Pocket PC was introduced in April 2000. It is Microsoft's third attempt at an operating system for handheld devices and is found in products from Hewlett-Packard, Compaq Computer and Casio.
Data from market researcher NPD Intelect shows that Pocket PC-based devices make up 26 percent of U.S. handheld sales in the $350-and-higher range. But in the overall U.S. handheld market, Pocket PC accounts for only about 10 percent of sales. Devices using the Palm OS, including those from Palm, Handspring and Sony, control nearly all the rest of the market.
As Pocket PC-based devices mark their rise, No. 1 handheld maker Palm has been faltering due in part to an inventory glut and the economic slowdown.
IDC analyst Kevin Burden, who was a bit surprised by the million-unit milestone, said the news is a testimony to the buying power of corporations.
Traditionally, Microsoft and its Pocket PC device partners, including Compaq and HP, have done well selling to large companies, which many analysts recognize as the next big area for handheld sales growth.
"Pocket PC's news shows what the enterprise market means to (handheld) sales," Burden said. "Enterprise accounts buy in large quantities, so one order can mean thousands of units. That's a lot different than trying to sell one unit at a time in retail."

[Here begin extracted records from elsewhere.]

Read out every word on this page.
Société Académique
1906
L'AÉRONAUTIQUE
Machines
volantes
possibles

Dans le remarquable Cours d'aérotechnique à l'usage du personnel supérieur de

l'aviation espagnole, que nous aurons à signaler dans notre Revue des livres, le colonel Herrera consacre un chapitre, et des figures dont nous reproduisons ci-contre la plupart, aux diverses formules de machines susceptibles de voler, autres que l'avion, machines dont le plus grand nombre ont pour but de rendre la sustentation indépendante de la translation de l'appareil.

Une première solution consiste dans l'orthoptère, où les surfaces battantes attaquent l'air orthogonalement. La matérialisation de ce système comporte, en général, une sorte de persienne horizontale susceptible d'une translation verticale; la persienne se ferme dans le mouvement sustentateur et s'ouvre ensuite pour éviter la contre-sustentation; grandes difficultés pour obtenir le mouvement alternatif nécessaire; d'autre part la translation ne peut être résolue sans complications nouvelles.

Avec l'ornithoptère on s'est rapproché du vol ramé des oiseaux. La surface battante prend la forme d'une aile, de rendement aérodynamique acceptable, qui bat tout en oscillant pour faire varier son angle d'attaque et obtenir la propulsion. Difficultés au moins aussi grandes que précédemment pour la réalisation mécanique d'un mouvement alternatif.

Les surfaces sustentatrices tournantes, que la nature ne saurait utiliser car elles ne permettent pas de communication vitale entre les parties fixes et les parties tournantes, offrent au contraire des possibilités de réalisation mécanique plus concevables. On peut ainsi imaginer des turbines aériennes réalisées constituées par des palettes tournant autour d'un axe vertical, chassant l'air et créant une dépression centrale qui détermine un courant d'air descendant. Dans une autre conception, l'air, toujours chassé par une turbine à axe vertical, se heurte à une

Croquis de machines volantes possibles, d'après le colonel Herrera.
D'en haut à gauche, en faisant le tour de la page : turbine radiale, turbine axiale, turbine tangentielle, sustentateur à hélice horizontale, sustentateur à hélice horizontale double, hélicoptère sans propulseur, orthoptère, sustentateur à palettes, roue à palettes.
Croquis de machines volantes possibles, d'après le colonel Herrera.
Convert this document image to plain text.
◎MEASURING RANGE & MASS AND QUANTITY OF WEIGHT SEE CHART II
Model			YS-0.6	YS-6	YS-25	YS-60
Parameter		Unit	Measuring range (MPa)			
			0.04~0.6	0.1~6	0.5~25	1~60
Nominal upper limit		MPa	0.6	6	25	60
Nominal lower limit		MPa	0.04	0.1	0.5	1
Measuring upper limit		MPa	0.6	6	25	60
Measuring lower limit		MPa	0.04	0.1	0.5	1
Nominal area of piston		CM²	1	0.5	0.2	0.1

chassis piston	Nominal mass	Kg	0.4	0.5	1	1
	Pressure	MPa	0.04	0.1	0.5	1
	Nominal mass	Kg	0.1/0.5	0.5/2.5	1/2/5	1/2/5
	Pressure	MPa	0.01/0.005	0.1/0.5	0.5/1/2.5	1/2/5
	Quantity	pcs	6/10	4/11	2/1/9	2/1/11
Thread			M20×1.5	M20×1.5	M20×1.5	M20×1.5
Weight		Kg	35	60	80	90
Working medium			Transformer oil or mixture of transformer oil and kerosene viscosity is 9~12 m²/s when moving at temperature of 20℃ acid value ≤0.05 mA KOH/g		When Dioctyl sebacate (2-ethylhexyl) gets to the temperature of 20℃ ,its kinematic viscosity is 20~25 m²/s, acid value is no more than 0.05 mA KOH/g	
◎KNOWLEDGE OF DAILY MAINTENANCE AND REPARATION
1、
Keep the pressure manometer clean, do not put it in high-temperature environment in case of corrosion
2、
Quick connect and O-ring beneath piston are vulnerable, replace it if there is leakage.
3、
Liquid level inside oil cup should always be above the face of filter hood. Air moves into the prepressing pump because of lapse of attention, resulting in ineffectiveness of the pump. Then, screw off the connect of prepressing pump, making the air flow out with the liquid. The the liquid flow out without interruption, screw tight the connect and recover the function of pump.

The biggest potential blow for future growth for Palm came from last week's dissolution of its planned acquisition of Extended Systems, a company that helps corporations give employees access to corporate software via wireless devices. The deal would have given Palm established sales channels to large companies, Burden said.
Palm asserts that it will continue to target the corporate market aggressively and will keep working with Extended Systems.
In related news, Microsoft on Tuesday announced the availability of the its streaming audio and video player, Windows Media Player 7.1, for Pocket PC. The software giant also said it will team with Intel to optimize Windows Media audio, video and digital rights management technology for Intel's XScale architecture, which is expected to power next-generation handhelds and cell phones.